Bayesian phylogenetic tree of (a) photolyase and (b) catalase amino-acid sequences. The trees were constructed using the MrBayes v3.1.2 software (Ronquist and Huelsenbeck, 2003) using the WAG +Γ4 model. Values at the nodes are posterior probabilities of the internal branches. Details of tree construction can be found in Supplementary Material. The distinct phylogenetic groups (Tharmarchaeota, Euryarchaeota, Crenarchaeota, Bacteria) are indicated by shading. The trees consist of sequences from single cells (filled star), reference taxa with sequence id (NCBI gi/accession/locus tag) given in parenthesis, and homologs in GOS metagenomes with sequence id in the format of ‘JCVI_READ_XXXX’.

Members of the epi- and mesopelagic clades also appear to differ in their capabilities for reducing oxidative stress. Genes encoding superoxide dismutase, which catalyzes the dismutation of superoxide into oxygen and hydrogen peroxide, are equally abundant in epi- and mesopelagic clades (Supplementary Table S3; χ2 test; P>0.05). Hydrogen peroxide is subsequently converted to water by the enzymes peroxiredoxin (also known as alkyl hydroperoxide reductase) and catalase. Although peroxiredoxin gene families occur with comparable frequency in both clades (Supplementary Table S3; χ2 test; P>0.05), a gene with high homology to catalase was found exclusively in two WW SAGs of the epipelagic clade (Supplementary Table S3). A key difference between these two types of antioxidant enzymes is that peroxiredoxin is 100- to 1000-fold less efficient than catalase; the latter becomes crucial once the former is saturated with hydrogen peroxide (Parsonage et al., 2008). Further, there is evidence that catalase is critical in minimizing ultraviolet-induced oxidative damage in bacteria (Costa et al., 2010). Phylogenetic analysis suggested that this gene was acquired through horizontal gene transfer (Figure 2b), which is further substantiated by its absence in the genomes of any of the seven cultured marine Thaumarchaeota sequenced to date by homology search, all of which are members of the epipelagic ecotype (Supplementary Figure S2).
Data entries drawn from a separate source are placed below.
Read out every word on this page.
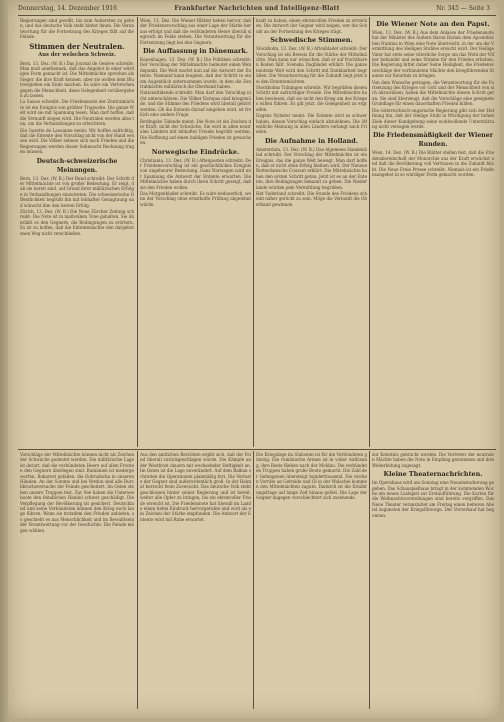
Donnerstag, 14. Dezember 1916	Frankfurter Nachrichten und Intelligenz-Blatt	Nr. 345 — Seite 3

Regierungen sind gewillt, bis zum Äußersten zu gehen, und das deutsche Volk steht hinter ihnen. Die Verantwortung für die Fortsetzung des Krieges fällt auf die Feinde.

Stimmen der Neutralen.
Aus der welschen Schweiz.

Bern, 13. Dez. (W. B.) Das Journal de Genève schreibt: Man muß anerkennen, daß das Angebot in einer würdigen Form gemacht ist. Die Mittelmächte sprechen als Sieger, die ihre Kraft kennen, aber sie wollen dem Blutvergießen ein Ende machen. Es wäre ein Verbrechen gegen die Menschheit, diese Gelegenheit vorübergehen zu lassen.

La Suisse schreibt: Die Friedensnote der Zentralmächte ist ein Ereignis von größter Tragweite. Die ganze Welt wird sie mit Spannung lesen. Man darf hoffen, daß die Vernunft siegen wird. Die Neutralen werden alles tun, um die Verhandlungen zu erleichtern.

Die Gazette de Lausanne meint: Wir hoffen aufrichtig, daß die Entente den Vorschlag nicht von der Hand weisen wird. Die Völker sehnen sich nach Frieden und die Regierungen werden dieser Sehnsucht Rechnung tragen müssen.

Deutsch-schweizerische Meinungen.

Bern, 13. Dez. (W. B.) Der Bund schreibt: Der Schritt der Mittelmächte ist von großer Bedeutung. Er zeigt, daß sie bereit sind, auf Grund ihrer militärischen Erfolge in Verhandlungen einzutreten. Die schweizerische Öffentlichkeit begrüßt ihn mit lebhafter Genugtuung und wünscht ihm den besten Erfolg.

Zürich, 13. Dez. (W. B.) Die Neue Zürcher Zeitung schreibt: Die Note ist in maßvollem Tone gehalten. Sie überläßt es den Gegnern, die Bedingungen zu erörtern. Es ist zu hoffen, daß die Ententemächte den dargebotenen Weg nicht verschließen.

Wien, 13. Dez. Die Wiener Blätter heben hervor, daß der Friedensvorschlag aus einer Lage der Stärke heraus erfolgt und daß die verbündeten Heere überall siegreich im Felde stehen. Die Verantwortung für die Fortsetzung liegt bei den Gegnern.

Die Auffassung in Dänemark.

Kopenhagen, 13. Dez. (W. B.) Die Politiken schreibt: Der Vorschlag der Mittelmächte bedeutet einen Wendepunkt. Die Welt wartet nun auf die Antwort der Entente. Niemand kann leugnen, daß der Schritt in einem Augenblick unternommen wurde, in dem die Zentralmächte militärisch die Oberhand haben.

Nationaltidende schreibt: Man darf den Vorschlag nicht unterschätzen. Die Völker Europas sind kriegsmüde, und die Stimme des Friedens wird überall gehört werden. Ob die Entente darauf eingehen wird, ist freilich eine andere Frage.

Berlingske Tidende meint: Die Note ist ein Zeichen der Kraft, nicht der Schwäche. Sie wird in allen neutralen Ländern mit lebhafter Freude begrüßt werden. Die Hoffnung auf einen baldigen Frieden ist gewachsen.

Norwegische Eindrücke.

Christiania, 13. Dez. (W. B.) Aftenposten schreibt: Der Friedensvorschlag ist ein geschichtliches Ereignis von ungeheurer Bedeutung. Ganz Norwegen wird mit Spannung die Antwort der Entente erwarten. Die Mittelmächte haben durch ihren Schritt gezeigt, daß sie den Frieden wollen.

Das Morgenbladet schreibt: Es wäre bedauerlich, wenn der Vorschlag ohne ernsthafte Prüfung abgelehnt würde.

kraft zu haben, einen ehrenvollen Frieden zu erreichen. Die Antwort der Gegner wird zeigen, wer die Schuld an der Fortsetzung des Krieges trägt.

Schwedische Stimmen.

Stockholm, 13. Dez. (W. B.) Aftonbladet schreibt: Der Vorschlag ist ein Beweis für die Stärke der Mittelmächte. Man kann nur wünschen, daß er auf fruchtbaren Boden fällt. Svenska Dagbladet erklärt: Die ganze neutrale Welt wird den Schritt mit Dankbarkeit begrüßen. Die Verantwortung für die Zukunft liegt jetzt bei den Ententemächten.

Stockholms Tidningen schreibt: Wir begrüßen diesen Schritt mit aufrichtiger Freude. Die Mittelmächte haben bewiesen, daß sie nicht den Krieg um des Krieges willen führen. Es gilt jetzt, die Gelegenheit zu ergreifen.

Dagens Nyheter meint: Die Entente wird es schwer haben, diesen Vorschlag einfach abzulehnen. Die öffentliche Meinung in allen Ländern verlangt nach Frieden.

Die Aufnahme in Holland.

Amsterdam, 13. Dez. (W. B.) Das Algemeen Handelsblad schreibt: Der Vorschlag der Mittelmächte ist ein Ereignis, das die ganze Welt bewegt. Man darf hoffen, daß er nicht ohne Erfolg bleiben wird. Der Nieuwe Rotterdamsche Courant erklärt: Die Mittelmächte haben den ersten Schritt getan. Jetzt ist es an der Entente, ihre Bedingungen bekannt zu geben. Die Niederlande würden jede Vermittlung begrüßen.

Het Vaderland schreibt: Die Stunde des Friedens scheint näher gerückt zu sein. Möge die Vernunft die Oberhand gewinnen.

Die Wiener Note an den Papst.

Wien, 13. Dez. (W. B.) Aus dem Anlasse der Friedensnote hat der Minister des Äußern Baron Burian dem Apostolischen Nuntius in Wien eine Note überreicht, in der um die Vermittlung des Heiligen Stuhles ersucht wird. Der Heilige Vater hat stets seine väterliche Sorge um das Wohl der Völker bekundet und seine Stimme für den Frieden erhoben. Die Regierung bittet daher Seine Heiligkeit, die Friedensvorschläge der verbündeten Mächte den kriegführenden Staaten zur Kenntnis zu bringen.

Von dem Wunsche getragen, die Verantwortung für die Fortsetzung des Krieges vor Gott und der Menschheit von sich abzuwälzen, haben die Mittelmächte diesen Schritt getan. Sie sind überzeugt, daß die Vorschläge eine geeignete Grundlage für einen dauerhaften Frieden bilden.

Die österreichisch-ungarische Regierung gibt sich der Hoffnung hin, daß der Heilige Stuhl in Würdigung der hohen Ziele dieser Kundgebung seine wohlwollende Unterstützung nicht versagen werde.

Die Friedensmäßigkeit der Wiener Runden.

Wien, 14. Dez. (W. B.) Die Blätter stellen fest, daß die Friedensbereitschaft der Monarchie aus der Kraft erwächst und daß die Bevölkerung voll Vertrauen in die Zukunft blickt. Die Neue Freie Presse schreibt: Niemals ist ein Friedensangebot in so würdiger Form gemacht worden.

Vorschläge der Mittelmächte können nicht als Zeichen der Schwäche gedeutet werden. Die militärische Lage ist derart, daß die verbündeten Heere auf allen Fronten den Gegnern überlegen sind. Rumänien ist niedergeworfen, Bukarest gefallen, die Dobrudscha in unseren Händen. An der Somme und bei Verdun sind alle Durchbruchsversuche der Feinde gescheitert. Im Osten stehen unsere Truppen fest. Zur See haben die Unterseeboote den feindlichen Handel schwer geschädigt. Die Verpflegung der Bevölkerung ist gesichert. Deutschland und seine Verbündeten können den Krieg noch lange führen. Wenn sie trotzdem den Frieden anbieten, so geschieht es aus Menschlichkeit und im Bewußtsein der Verantwortung vor der Geschichte. Die Feinde mögen wählen.

Aus den amtlichen Berichten ergibt sich, daß der Feind überall zurückgeschlagen wurde. Die Kämpfe an der Westfront dauern mit wechselnder Heftigkeit an. Im Osten ist die Lage unverändert. Auf dem Balkan schreiten die Operationen planmäßig fort. Die Verluste der Gegner sind außerordentlich groß. In der Heimat herrscht feste Zuversicht. Das deutsche Volk steht geschlossen hinter seiner Regierung und ist bereit, weiter alle Opfer zu bringen, bis ein ehrenvoller Friede erreicht ist. Die Friedensnote hat überall im Lande einen tiefen Eindruck hervorgerufen und wird als ein Zeichen der Stärke empfunden. Die Antwort der Entente wird mit Ruhe erwartet.

Die Kriegslage im Südosten ist für die Verbündeten günstig. Die rumänische Armee ist in voller Auflösung, ihre Reste fliehen nach der Moldau. Die verbündeten Truppen haben große Beute gemacht. Die Zahl der Gefangenen übersteigt hunderttausend. Die reichen Vorräte an Getreide und Öl in der Walachei kommen den Mittelmächten zugute. Dadurch ist die Ernährungsfrage auf lange Zeit hinaus gelöst. Die Lage der Gegner dagegen verschlechtert sich zusehends.

zur Kenntnis gebracht werden. Die Vertreter der neutralen Mächte haben die Note in Empfang genommen und ihre Weiterleitung zugesagt.

Kleine Theaternachrichten.

Im Opernhaus wird am Sonntag eine Neueinstudierung gegeben. Das Schauspielhaus bringt in der kommenden Woche ein neues Lustspiel zur Erstaufführung. Die Karten für die Weihnachtsvorstellungen sind bereits vergriffen. Das Neue Theater veranstaltet am Freitag einen heiteren Abend zugunsten der Kriegsfürsorge. Der Vorverkauf hat begonnen.
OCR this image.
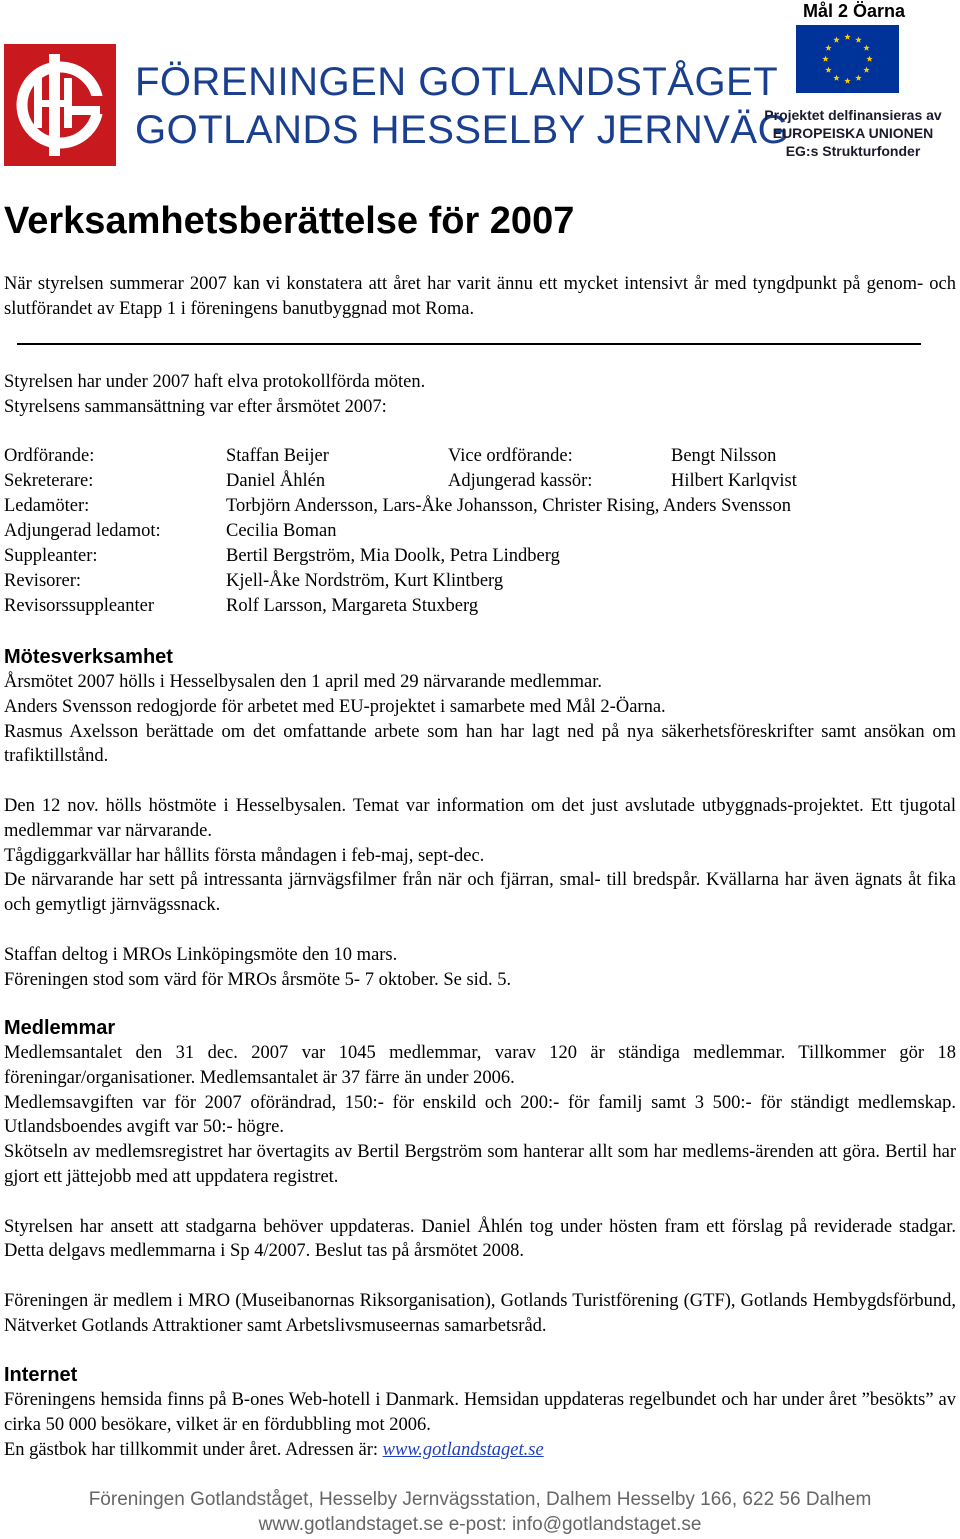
FÖRENINGEN GOTLANDSTÅGET
GOTLANDS HESSELBY JERNVÄG
Mål 2 Öarna
Projektet delfinansieras av
EUROPEISKA UNIONEN
EG:s Strukturfonder
Verksamhetsberättelse för 2007

När styrelsen summerar 2007 kan vi konstatera att året har varit ännu ett mycket intensivt år med tyngdpunkt på genom- och slutförandet av Etapp 1 i föreningens banutbyggnad mot Roma.

Styrelsen har under 2007 haft elva protokollförda möten.

Styrelsens sammansättning var efter årsmötet 2007:

Ordförande:	Staffan Beijer	Vice ordförande:	Bengt Nilsson
Sekreterare:	Daniel Åhlén	Adjungerad kassör:	Hilbert Karlqvist
Ledamöter:	Torbjörn Andersson, Lars-Åke Johansson, Christer Rising, Anders Svensson
Adjungerad ledamot:	Cecilia Boman
Suppleanter:	Bertil Bergström, Mia Doolk, Petra Lindberg
Revisorer:	Kjell-Åke Nordström, Kurt Klintberg
Revisorssuppleanter	Rolf Larsson, Margareta Stuxberg
Mötesverksamhet

Årsmötet 2007 hölls i Hesselbysalen den 1 april med 29 närvarande medlemmar.

Anders Svensson redogjorde för arbetet med EU-projektet i samarbete med Mål 2-Öarna.

Rasmus Axelsson berättade om det omfattande arbete som han har lagt ned på nya säkerhetsföreskrifter samt ansökan om trafiktillstånd.

Den 12 nov. hölls höstmöte i Hesselbysalen. Temat var information om det just avslutade utbyggnads-projektet. Ett tjugotal medlemmar var närvarande.

Tågdiggarkvällar har hållits första måndagen i feb-maj, sept-dec.

De närvarande har sett på intressanta järnvägsfilmer från när och fjärran, smal- till bredspår. Kvällarna har även ägnats åt fika och gemytligt järnvägssnack.

Staffan deltog i MROs Linköpingsmöte den 10 mars.

Föreningen stod som värd för MROs årsmöte 5- 7 oktober. Se sid. 5.

Medlemmar

Medlemsantalet den 31 dec. 2007 var 1045 medlemmar, varav 120 är ständiga medlemmar. Tillkommer gör 18 föreningar/organisationer. Medlemsantalet är 37 färre än under 2006.

Medlemsavgiften var för 2007 oförändrad, 150:- för enskild och 200:- för familj samt 3 500:- för ständigt medlemskap. Utlandsboendes avgift var 50:- högre.

Skötseln av medlemsregistret har övertagits av Bertil Bergström som hanterar allt som har medlems-ärenden att göra. Bertil har gjort ett jättejobb med att uppdatera registret.

Styrelsen har ansett att stadgarna behöver uppdateras. Daniel Åhlén tog under hösten fram ett förslag på reviderade stadgar. Detta delgavs medlemmarna i Sp 4/2007. Beslut tas på årsmötet 2008.

Föreningen är medlem i MRO (Museibanornas Riksorganisation), Gotlands Turistförening (GTF), Gotlands Hembygdsförbund, Nätverket Gotlands Attraktioner samt Arbetslivsmuseernas samarbetsråd.

Internet

Föreningens hemsida finns på B-ones Web-hotell i Danmark. Hemsidan uppdateras regelbundet och har under året ”besökts” av cirka 50 000 besökare, vilket är en fördubbling mot 2006.

En gästbok har tillkommit under året. Adressen är: www.gotlandstaget.se

Föreningen Gotlandståget, Hesselby Jernvägsstation, Dalhem Hesselby 166, 622 56 Dalhem
www.gotlandstaget.se e-post: info@gotlandstaget.se
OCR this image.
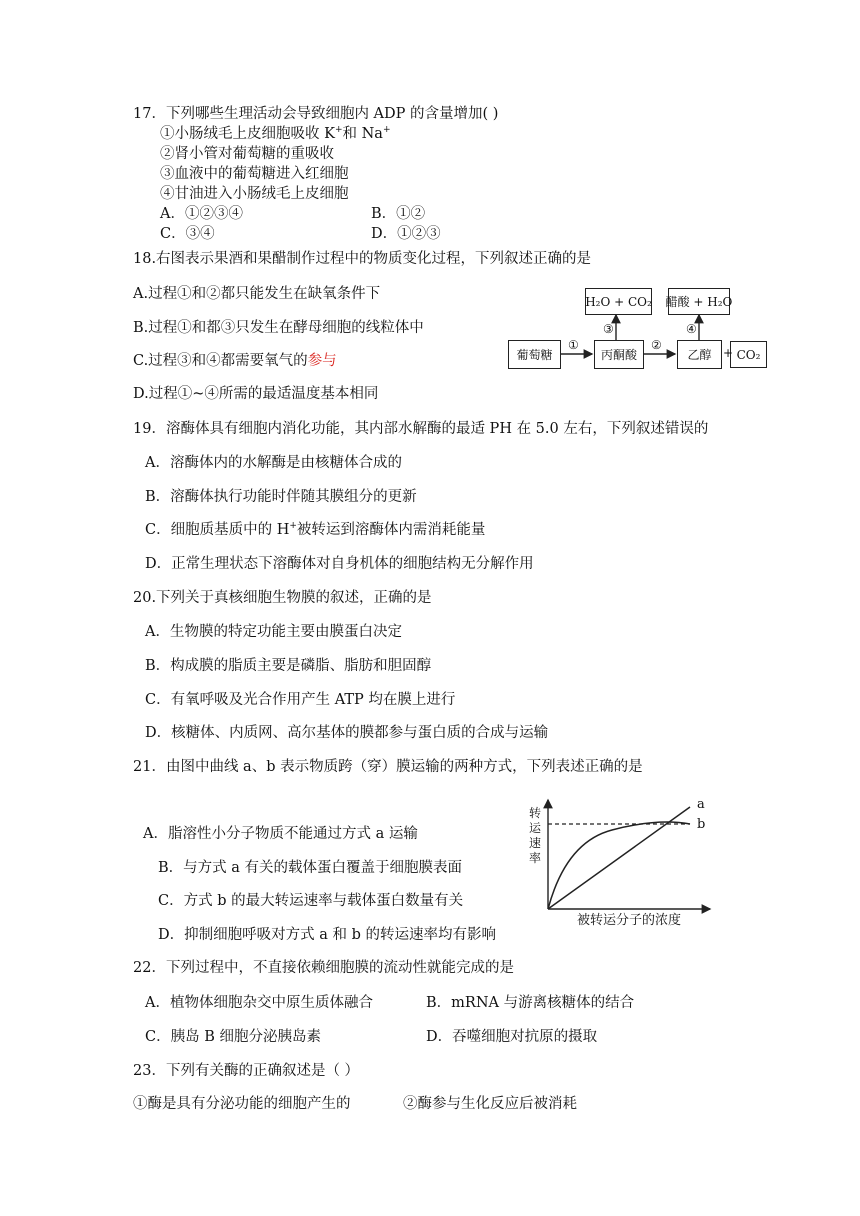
17．下列哪些生理活动会导致细胞内 ADP 的含量增加( )
①小肠绒毛上皮细胞吸收 K+和 Na+
②肾小管对葡萄糖的重吸收
③血液中的葡萄糖进入红细胞
④甘油进入小肠绒毛上皮细胞
A．①②③④	B．①②
C．③④	D．①②③
18.右图表示果酒和果醋制作过程中的物质变化过程，下列叙述正确的是
A.过程①和②都只能发生在缺氧条件下
B.过程①和都③只发生在酵母细胞的线粒体中
C.过程③和④都需要氧气的参与
D.过程①~④所需的最适温度基本相同
葡萄糖	丙酮酸	乙醇
H₂O + CO₂ 醋酸 + H₂O
CO₂
+
①	②
③	④
19．溶酶体具有细胞内消化功能，其内部水解酶的最适 PH 在 5.0 左右，下列叙述错误的
A．溶酶体内的水解酶是由核糖体合成的
B．溶酶体执行功能时伴随其膜组分的更新
C．细胞质基质中的 H+被转运到溶酶体内需消耗能量
D．正常生理状态下溶酶体对自身机体的细胞结构无分解作用
20.下列关于真核细胞生物膜的叙述，正确的是
A．生物膜的特定功能主要由膜蛋白决定
B．构成膜的脂质主要是磷脂、脂肪和胆固醇
C．有氧呼吸及光合作用产生 ATP 均在膜上进行
D．核糖体、内质网、高尔基体的膜都参与蛋白质的合成与运输
21．由图中曲线 a、b 表示物质跨（穿）膜运输的两种方式，下列表述正确的是
A．脂溶性小分子物质不能通过方式 a 运输
B．与方式 a 有关的载体蛋白覆盖于细胞膜表面
C．方式 b 的最大转运速率与载体蛋白数量有关
D．抑制细胞呼吸对方式 a 和 b 的转运速率均有影响
转运速率
被转运分子的浓度
a
b
22．下列过程中，不直接依赖细胞膜的流动性就能完成的是
A．植物体细胞杂交中原生质体融合	B．mRNA 与游离核糖体的结合
C．胰岛 B 细胞分泌胰岛素	D．吞噬细胞对抗原的摄取
23．下列有关酶的正确叙述是（ ）
①酶是具有分泌功能的细胞产生的	②酶参与生化反应后被消耗
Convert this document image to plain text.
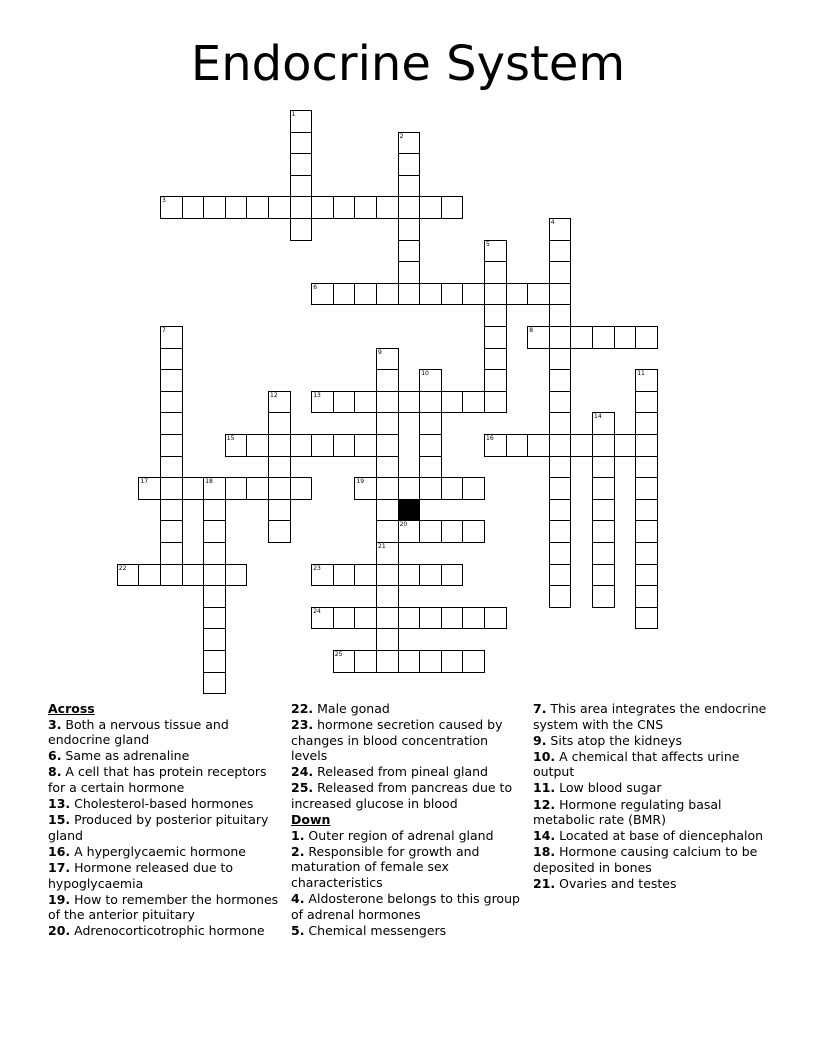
Endocrine System
1
2
3
4
5
6
7	8
9
21
10	11
12	13
14
15	16
17	18	19
20
22	23
24
25
Across
3. Both a nervous tissue and endocrine gland
6. Same as adrenaline
8. A cell that has protein receptors for a certain hormone
13. Cholesterol-based hormones
15. Produced by posterior pituitary gland
16. A hyperglycaemic hormone
17. Hormone released due to hypoglycaemia
19. How to remember the hormones of the anterior pituitary
20. Adrenocorticotrophic hormone
22. Male gonad
23. hormone secretion caused by changes in blood concentration levels
24. Released from pineal gland
25. Released from pancreas due to increased glucose in blood
Down
1. Outer region of adrenal gland
2. Responsible for growth and maturation of female sex characteristics
4. Aldosterone belongs to this group of adrenal hormones
5. Chemical messengers
7. This area integrates the endocrine system with the CNS
9. Sits atop the kidneys
10. A chemical that affects urine output
11. Low blood sugar
12. Hormone regulating basal metabolic rate (BMR)
14. Located at base of diencephalon
18. Hormone causing calcium to be deposited in bones
21. Ovaries and testes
These results are consistent with microbes in epipelagic waters experiencing a stronger oxidative stress because of photochemical and photosynthetic production of reactive oxygen species compared with those in deep water where biological activity is the single source of superoxide (Diaz et al., 2013).

When gene functions were assigned more broadly using either COG (Tatusov et al., 1997) or arCOG (Wolf et al., 2012) categories, we found that the genome content of the epipelagic clade was significantly different from the mesopelagic clade (χ2 test; P<0.001), with the signal transduction functional category significantly enriched in the epipelagic clade (Rodriguez-Brito et al., 2006). The ability of generalist marine bacteria to respond to a changing environment has been attributed to differences in the sophistication of regulatory machinery (Lauro et al., 2009; Luo et al., 2013), and this reasoning may apply to selection pressures operating on epipelagic Thaumarchaeota compared with those inhabiting the more stable mesopelagic waters. By contrast, we found a higher abundance of urease genes in SAGs from the mesopelagic compared with the epipelagic clade (Supplementary Table S3), consistent with a recent report of the depth distribution of Thaumarchaeota urease genes in polar oceans (Alonso-Sáez et al., 2012).

In conclusion, differentiation of epi- and mesopelagic Thaumarchaeota populations first detected by analysis of single genes (Francis et al., 2005; Hallam et al., 2006) is supported by phylogenomic analysis of partial genomes retrieved from uncultivated cells. The exclusive presence of putative DNA photolyase and catalase in SAGs from the epipelagic is strong evidence that light or light-driven photochemistry is a major factor structuring marine Thaumarchaeota by depth.